Monday, January 27, 2025

MONDAY WAS HOLOCAUST REMEMBRANCE DAY

Thanks to the foresight of my father, I am a Holocaust survivor

 

By Howie Katz


1943: Off they go to their probable deaths in the Nazi gas chambers of Auschwitz 
 
 
2023: Off they go to their probable deaths in the Hamas tunnels of Gaza
 
 
Today was Holocaust Remembrance Day. Six million Jews were murdered or starved to death by the Nazis during World War II.

The extermination of Europe's Jews was referred to as the 'final solution' by the Nazis and planned by Heinrich Himmler and Reinhard Heydrich.
 
 
Heinrich Himmler
Heinrich Himmler (L) and Reinhard Heydrich planned the extermination of Europe's Jews, known as the 'final solution'
 

Hitler and the Nazis came to power in 1933. By 1936 the Nazi persecution of Germany's Jews was in full swing. Unlike most German Jews who believed their persecution was just a passing phase, my father saw the handwriting on the wall.

My father found a sponsor in the (department store) Macy family who sponsored us which enabled us to come to America.

Today much of the world hates Israel and the Jews. Most of the Europeans would just as soon forget the Holocaust. Ireland's schweinehund of a president took the Holocaust Remembrance occasion to castigate the Jews for the way they have fought Hamas in Gaza

Following are just a few pictures for remembering the Holocaust:
 
  This photo shows a German soldier shooting a Ukrainian Jew during a mass execution in Vinnytsia, Ukraine, sometime between 1941 and 1943.

A German in a military uniform shoots at a Jewish woman after a mass execution in Mizocz, Ukraine. 
 
American soldiers silently inspect some of the rail trucks loaded with dead which were found on the rail siding at the Dachau concentration camp in Germany, on May 3, 1945.

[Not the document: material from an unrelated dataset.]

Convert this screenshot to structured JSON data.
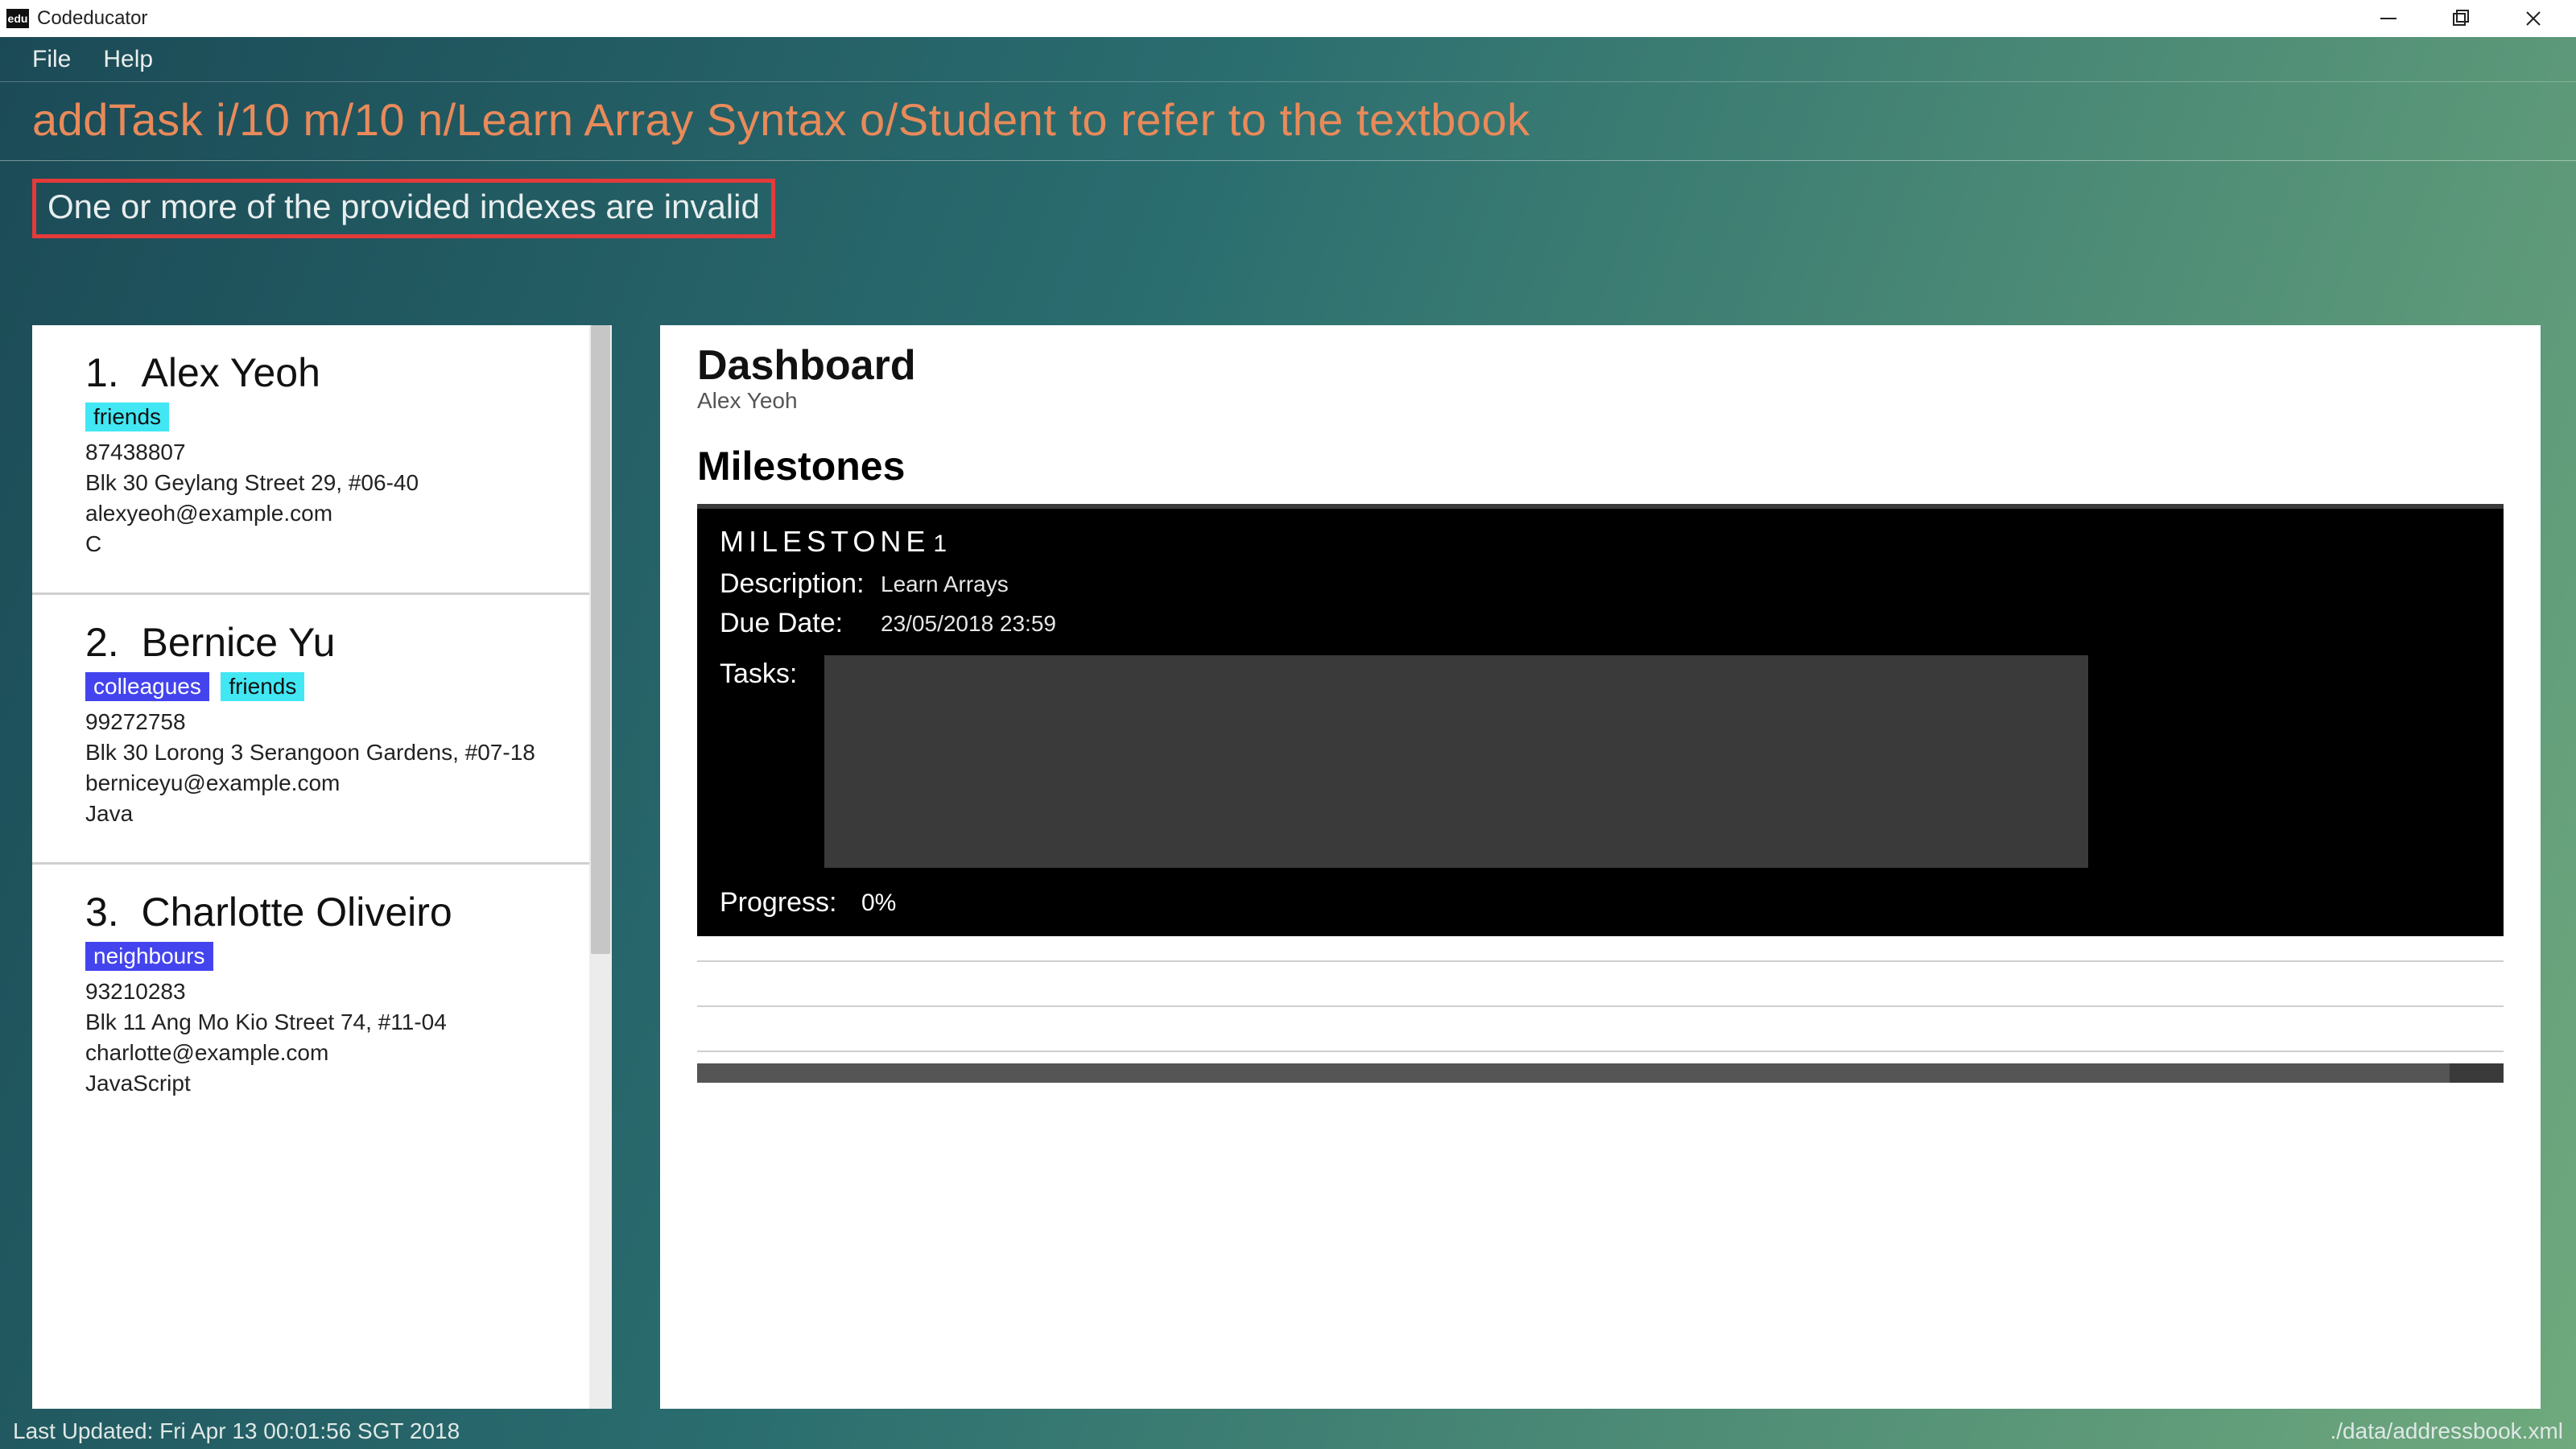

Bodies lie piled against the walls of a crematory room in a German concentration camp in Dachau, Germany. 
 
Three U.S. soldiers look at bodies stuffed into an oven in a crematorium in April of 1945.
 
This heap of ashes and bones is the debris from one day's killing of inmates at the Buchenwald concentration camp near Weimar in Germany, shown on April 25, 1945 
 
General Dwight D. Eisenhower and other American officers in the Ohrdruf concentration camp, shortly after the liberation of the camp in April of 1945.
 
American soldiers walk by row after row of corpses lying on the ground beside barracks at the Nazi concentration camp at Nordhausen, Germany, on April 17, 1945.
 
Liberating soldiers of Lt. General George S. Patton's 3rd Army, XX Corps, are shown at Buchenwald concentration camp near Weimar, Germany, on April 11, 1945   
 
General Patch's 12th Armored Division, forging their way towards the Austrian border, uncovered horrors at a German prison camp at Schwabmunchen, southwest of Munich.
 
These dead victims of the Germans were removed from the Lambach concentration camp in Austria, on May 6, 1945, by German soldiers under orders of U.S. Army troops.
 
Some of the skeleton-like human remains found by men of the Third Armored Division, U.S. First Army, at the German concentration camp at Nordhausen on April 25, 1945
 
Lt. Col. Ed Seiller of Louisville, Kentucky, stands amid a pile of Holocaust victims as he speaks to 200 German civilians who were forced to see the grim conditions at the Landsberg concentration camp, on May 15, 1945.
 
Dead bodies piled up in Bergen-Belsen concentration camp on April 15, 1945.    
 
A pile of bodies left to rot in the Bergen-Belsen camp, in Bergen, Germany, found on April 20, 1945  
 
Piles of the dead at Bergen-Belsen concentration camp on April 30, 1945. Some 100,000 people are estimated to have died in this one camp alone.
 
 
Thanks to my beloved father's foresight, I am not in one of the above photographs. Thanks to my father's foresight, I was able to write this piece. Thanks to my father's foresight, I've had the privilege of living in America since 1936.
 
And above all, thanks to my father's foresight, I am a Holocaust survivor.